HLL query result changes for the same query

Hi,

We have a queries that use an hll metric and when we query multiple times the result is not the same

hll column definition:

`

{
“type”: “hyperUnique”,
“name”: “unique_users”,
“fieldName”: “user_id”,
“isInputHyperUnique”: false
}

`

sql query:

`

SELECT COUNT(DISTINCT unique_users) as unique_users
FROM druid.users
WHERE (((__time ) >= (TIME_PARSE(‘2020-06-08 00:00:00.000’, ‘yyyy-MM-dd HH:mm:ss.SSS’)) AND (__time ) < (TIME_PARSE(‘2020-07-05 00:00:00.000’, ‘yyyy-MM-dd HH:mm:ss.SSS’))))
LIMIT 500

`

result 1

`

[
{
“unique_users”: 46648761
}
]

`

result 2 1 second later

`

[
{
“unique_users”: 46692684
}
]

`

I know that hll is an approximate but is that normal that it change between 2 execution of the same query ?
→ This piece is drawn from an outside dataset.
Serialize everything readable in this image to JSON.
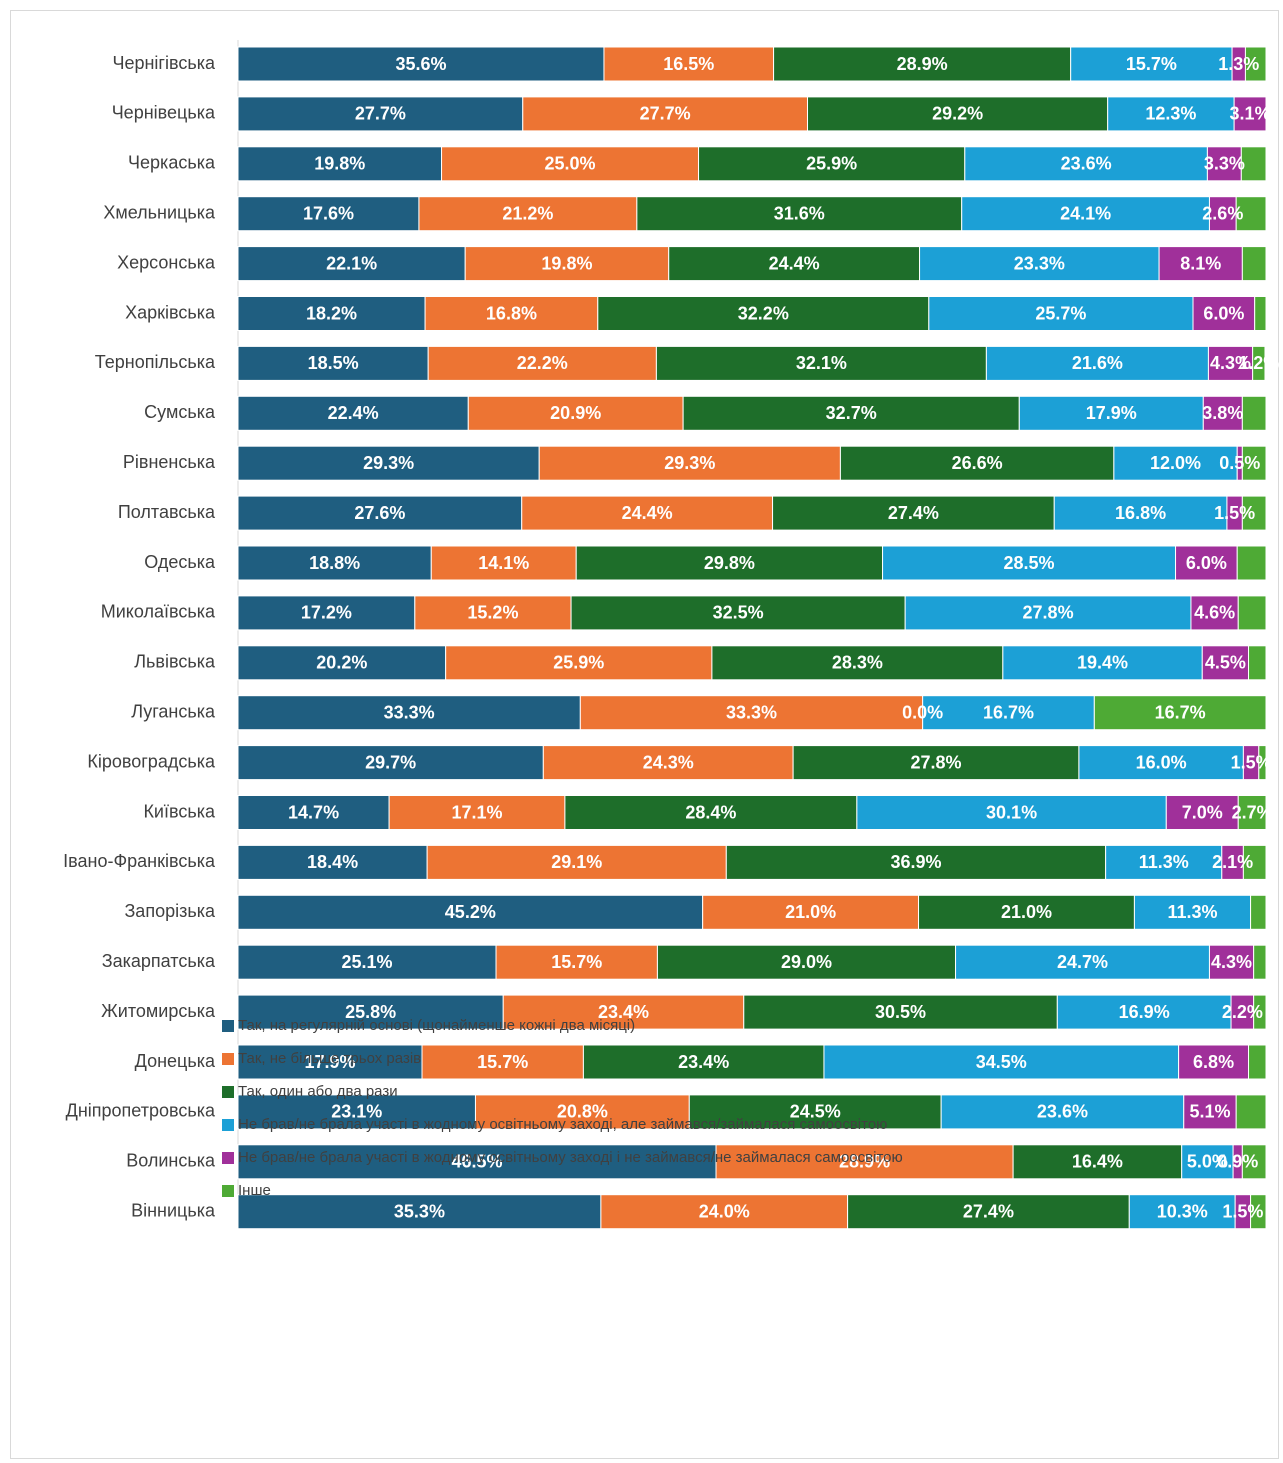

It won’t necessarily return the same result every run, because the algorithm is order-dependent, and data isn’t fed into aggregators in a deterministic order. (It depends on the order that segments happen to get read in.) If all of the results are within an acceptable error bound then you shouldn’t worry about it.

thanks we will work with that and explain this behavior.